Y así estamos en el fútbol. Ocurre que la película aún no ha terminado y los meditabundos dudan, pero la película ya está tan avanzada que empezamos a saber lo que diremos cuando seamos mayores: que en el fútbol hubo un Antes de Messi y un Después de Messi. Esta certeza no genera demérito alguno para Don Alfredo, ni para el Rey Edson, ni para el gran Flaco, ni para el Dios Diego. Ellos fueron genios que ningún lápiz de colores podrá borrar ni maquillar jamás. Ídolos descomunales, dominadores aplastantes en su momento, perfectamente compatibles con esta otra realidad: AdM y DdM, las dos etapas del mundo del balón.
Empezó siendo un regateador, trocó en goleador y asistente y va camino de futbolista total. Cuando niño era un jugador de gambeta. El ‘chupón de barrio’ en precisa definición del amigo Moñino. Más que atado al pie, llevaba el balón dentro de la bota, según advirtió una noche de luna clara el escritor Don Eduardo Galeano. Por aquellos entonces, cuando las lesiones le torturaban, haciendo dudar del porvenir, Leo era un prodigio del espacio reducido, del quiebro y rotura de cinturas, del regate interminable. Schuster y el Getafe pueden certificarlo. Su asignatura pendiente era el gol, pues cabía pensar que había mucho ruido en sus driblings para tan pocas nueces.

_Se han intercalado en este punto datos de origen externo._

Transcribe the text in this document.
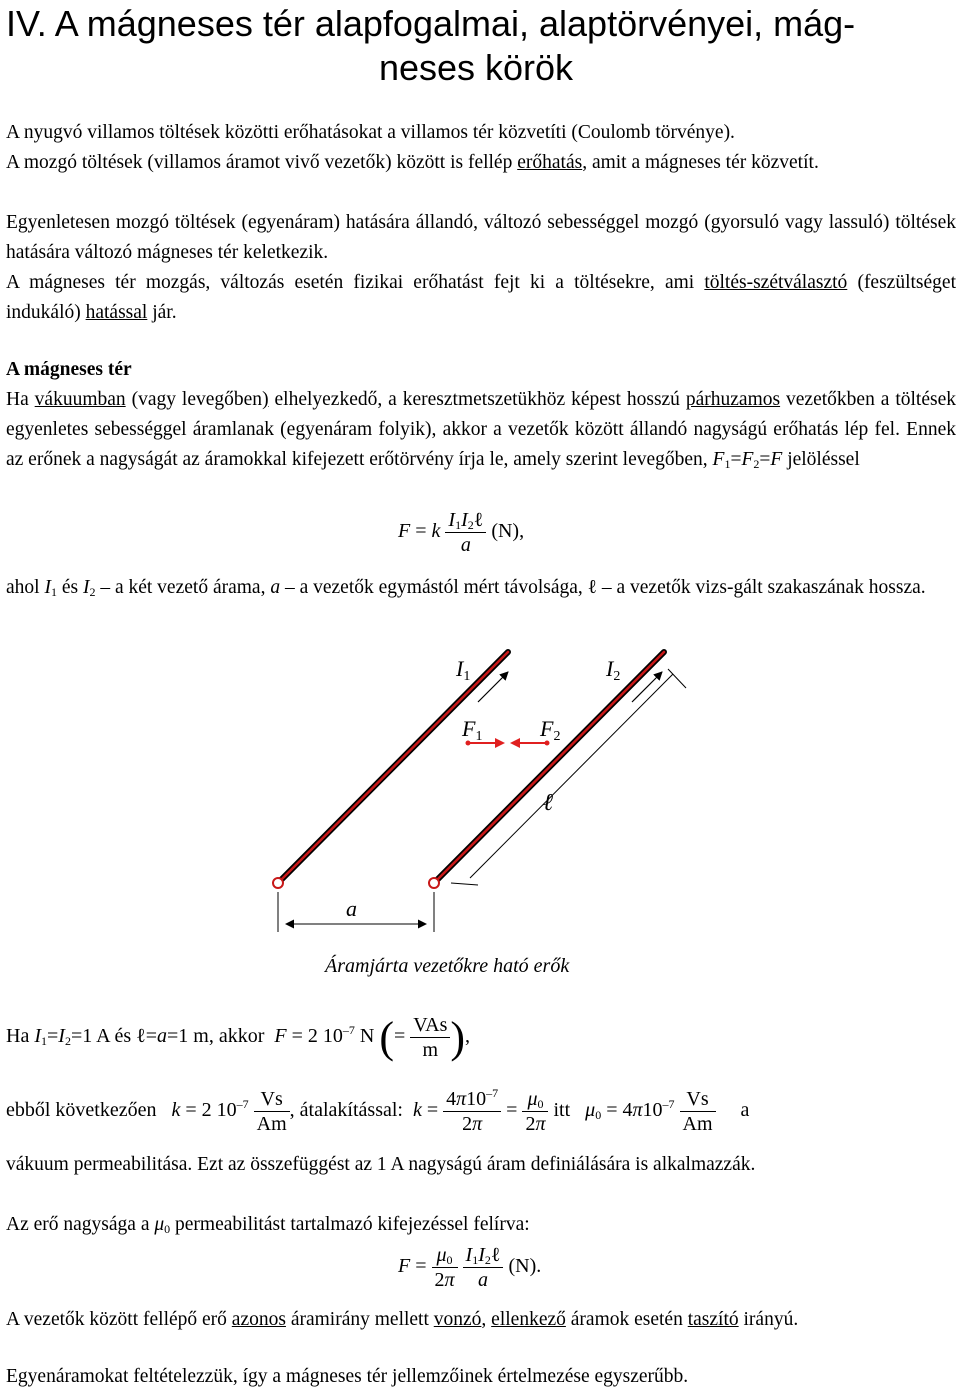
IV. A mágneses tér alapfogalmai, alaptörvényei, mág-
neses körök
A nyugvó villamos töltések közötti erőhatásokat a villamos tér közvetíti (Coulomb törvénye).
A mozgó töltések (villamos áramot vivő vezetők) között is fellép erőhatás, amit a mágneses tér közvetít.
Egyenletesen mozgó töltések (egyenáram) hatására állandó, változó sebességgel mozgó (gyorsuló vagy lassuló) töltések hatására változó mágneses tér keletkezik.
A mágneses tér mozgás, változás esetén fizikai erőhatást fejt ki a töltésekre, ami töltés-szétválasztó (feszültséget indukáló) hatással jár.
A mágneses tér
Ha vákuumban (vagy levegőben) elhelyezkedő, a keresztmetszetükhöz képest hosszú párhuzamos vezetőkben a töltések egyenletes sebességgel áramlanak (egyenáram folyik), akkor a vezetők között állandó nagyságú erőhatás lép fel. Ennek az erőnek a nagyságát az áramokkal kifejezett erőtörvény írja le, amely szerint levegőben, $F_1=F_2=F$ jelöléssel
F = k $\frac{I_1I_2\ell}{a} (N)$,
ahol $I_1$ és $I_2$ – a két vezető árama, a – a vezetők egymástól mért távolsága, ℓ – a vezetők vizs-gált szakaszának hossza.
I1	I2
F1	F2
ℓ
a
Áramjárta vezetőkre ható erők
Ha $I_1=I_2=1$ A és ℓ=a=1 m, akkor  F = 2 $10^{-7}$ N (= $\frac{\text{VAs}}{m}$ ),
ebből következően k = 2 $10^{-7} \frac{Vs}{Am}$ , átalakítással: $k = \frac{4\pi 10^{-7}}{2\pi} = \frac{\mu_0}{2\pi}$ itt $\mu_0 = 4\pi 10^{-7} \frac{Vs}{Am}$ a
vákuum permeabilitása. Ezt az összefüggést az 1 A nagyságú áram definiálására is alkalmazzák.
Az erő nagysága a $\mu_0$ permeabilitást tartalmazó kifejezéssel felírva:
$F = \frac{\mu_0}{2\pi}$
$\frac{I_1I_2\ell}{a} (N)$.
A vezetők között fellépő erő azonos áramirány mellett vonzó, ellenkező áramok esetén taszító irányú.
Egyenáramokat feltételezzük, így a mágneses tér jellemzőinek értelmezése egyszerűbb.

El 21 de marzo de 2007, es decir, hace cinco años y algun día, Messi declaró: “Ya era hora de que empezara a meter goles. Tengo que mejorar mucho esta faceta”. Hacía pocas jornadas que había marcado un hat trick al Real Madrid de Capello en aquella Liga del goal average. Messi no era ni siquiera máximo goleador del equipo: Ronaldinho consiguió 23 goles. Leo, 14 en toda la Liga. Ahora los suma en apenas tres partidos.
Guardiola le dijo en verano de 2008 que cambiaría eso y le haría goleador. Antes de Pep, promediaba 19-20 goles por curso. Con Pep se fue primero a los 40, después a los 50 y acaba de romper todos los techos. Pero ya va a por otra cosa. Si primero fue regateador y, después, goleador y asistente, ahora ha entrado en la tercera fase: la del futbolista completo que domina la escena entera. Este es su nuevo reto una vez coronado como rey de los goles: ahora quiere que su entrenador le convierta en emperador del juego total.
Cuando le vemos caminar por la pradera, como ajeno a cuanto le rodea, está rumiando su siguiente contribución al colectivo. De ahí que se le advierta en ocasiones al costado del mediocentro, como si le correspondiesen funciones de arquitecto iniciático del juego posicional; o asociándose pausadamente con sus interiores para facilitar el avance grupal hacia zonas más calientes. En este nuevo nivel, Messi empieza a saber qué decisión corresponde a cada momento procesal: cuándo correr, cuándo asistir, cuándo sentenciar y cuándo caminar para esperar el momento del zarpazo. Leo también es un aviador de sí mismo. El Jordan de las tierras bajas.